Real Problems

You’re only ___, you’re too young to have real problems.
You have everything, what could you possibly have to be upset about?

To address that first line the article below is about a 9-year-old who hung himself. He was being bullied at school and felt it drained his life of meaning and his will to press on.


At that age a child should be playing with Lego, racing around and getting covered in grass stains. I was unaware that something as terrifying as suicide existed until I was at least 11. I was a particularly lucky child and so that kind of thing didn’t enter my fragile young world; I know that many others aren’t as fortunate but even so, this is wrong. I’m sure everyone reading this has a pit in their gut just thinking about it.

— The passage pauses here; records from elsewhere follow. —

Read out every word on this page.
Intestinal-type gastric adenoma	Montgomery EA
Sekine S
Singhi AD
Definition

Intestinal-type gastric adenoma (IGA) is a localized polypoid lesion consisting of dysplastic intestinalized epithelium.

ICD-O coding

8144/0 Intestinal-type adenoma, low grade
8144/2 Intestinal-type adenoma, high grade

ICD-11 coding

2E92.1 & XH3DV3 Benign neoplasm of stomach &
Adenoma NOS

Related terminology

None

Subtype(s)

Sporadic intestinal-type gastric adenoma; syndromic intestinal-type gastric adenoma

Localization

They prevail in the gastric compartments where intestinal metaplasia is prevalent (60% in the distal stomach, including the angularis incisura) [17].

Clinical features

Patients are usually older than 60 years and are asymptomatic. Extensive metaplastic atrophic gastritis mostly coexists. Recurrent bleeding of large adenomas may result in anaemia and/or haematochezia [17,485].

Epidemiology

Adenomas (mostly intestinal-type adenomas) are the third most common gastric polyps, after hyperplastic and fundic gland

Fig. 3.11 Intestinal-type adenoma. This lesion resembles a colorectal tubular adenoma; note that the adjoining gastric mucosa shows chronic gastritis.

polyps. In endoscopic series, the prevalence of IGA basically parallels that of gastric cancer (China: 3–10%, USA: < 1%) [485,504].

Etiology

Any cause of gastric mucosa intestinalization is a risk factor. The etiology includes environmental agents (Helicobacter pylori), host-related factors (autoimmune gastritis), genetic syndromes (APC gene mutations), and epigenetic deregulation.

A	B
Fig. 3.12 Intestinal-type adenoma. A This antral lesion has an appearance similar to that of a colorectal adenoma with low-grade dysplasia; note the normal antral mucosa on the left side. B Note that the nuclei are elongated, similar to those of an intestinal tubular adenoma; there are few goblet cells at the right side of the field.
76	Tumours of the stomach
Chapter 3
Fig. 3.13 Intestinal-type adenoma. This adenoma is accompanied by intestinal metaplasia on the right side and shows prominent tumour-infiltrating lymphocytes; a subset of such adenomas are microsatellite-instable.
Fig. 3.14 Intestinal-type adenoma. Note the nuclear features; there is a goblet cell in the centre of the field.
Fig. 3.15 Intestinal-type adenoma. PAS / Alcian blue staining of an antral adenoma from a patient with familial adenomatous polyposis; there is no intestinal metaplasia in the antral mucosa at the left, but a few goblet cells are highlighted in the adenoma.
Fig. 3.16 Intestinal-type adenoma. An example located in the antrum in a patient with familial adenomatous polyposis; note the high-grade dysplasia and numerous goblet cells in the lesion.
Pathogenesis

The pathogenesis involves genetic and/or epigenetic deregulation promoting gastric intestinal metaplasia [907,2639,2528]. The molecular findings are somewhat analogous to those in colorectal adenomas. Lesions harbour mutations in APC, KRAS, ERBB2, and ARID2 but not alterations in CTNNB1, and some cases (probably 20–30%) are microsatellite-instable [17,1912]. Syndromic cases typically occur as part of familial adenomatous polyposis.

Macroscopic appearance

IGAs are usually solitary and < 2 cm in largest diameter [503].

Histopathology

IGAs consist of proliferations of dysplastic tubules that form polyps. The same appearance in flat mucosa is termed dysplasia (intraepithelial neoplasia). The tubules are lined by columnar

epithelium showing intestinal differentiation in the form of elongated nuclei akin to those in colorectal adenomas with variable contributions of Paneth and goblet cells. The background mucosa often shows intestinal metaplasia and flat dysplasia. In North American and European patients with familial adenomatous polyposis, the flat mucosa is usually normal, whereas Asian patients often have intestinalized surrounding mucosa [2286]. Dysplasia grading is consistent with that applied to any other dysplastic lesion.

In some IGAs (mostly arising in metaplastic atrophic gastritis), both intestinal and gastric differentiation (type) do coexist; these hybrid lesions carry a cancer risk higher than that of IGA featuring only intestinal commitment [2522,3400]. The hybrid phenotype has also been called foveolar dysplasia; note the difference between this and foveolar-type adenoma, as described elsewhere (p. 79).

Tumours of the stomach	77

Aaron (the little boy) had real problems and he’s only 9. Age has nothing to do with how problems effect/ impact a person. It horrifies me that this child’s challenges were probably disregarded as “no big deal” because he’s young. “Kids can be cruel,” that’s all, right? No. Kids can absorb that cruelty and carry it for the rest of their lives. There is no excuse for writing off someone’s pain as not important or real enough. All pain is real, at least to that person.

Now for the second line of this entry; below is a list of 10 millionaire businessmen who killed themselves. Not every man in this line up left a reason for their premature departure; is it safe to say they all felt justified in doing so? Clearly, and regardless nobody else can tell them that they weren't. Each of these individuals were people, with a life, a story and hardship...despite having financial resources that few can fathom; they are the 1%. Whatever their logic was, it is no less or more legitimate then Aaron or anyone else.


Any person, anywhere in the world, in any socio-economic circumstance can go through real problems. There is no actual definition of what is a real problem and what is a silly/unimportant one; no quota to meet. One person’s struggles cannot be compared to another’s. Compared to a 17-year-old girl in Kenya who is married with children and is fighting to live, I have no problems whatsoever. That having been said, when I met kids in similar situations to that, they were happier than anyone I’ve ever seen in North America. So who is truly deprived? Who has real problems?

In short, neither I nor anyone else can determine how one's pain stacks up against another's.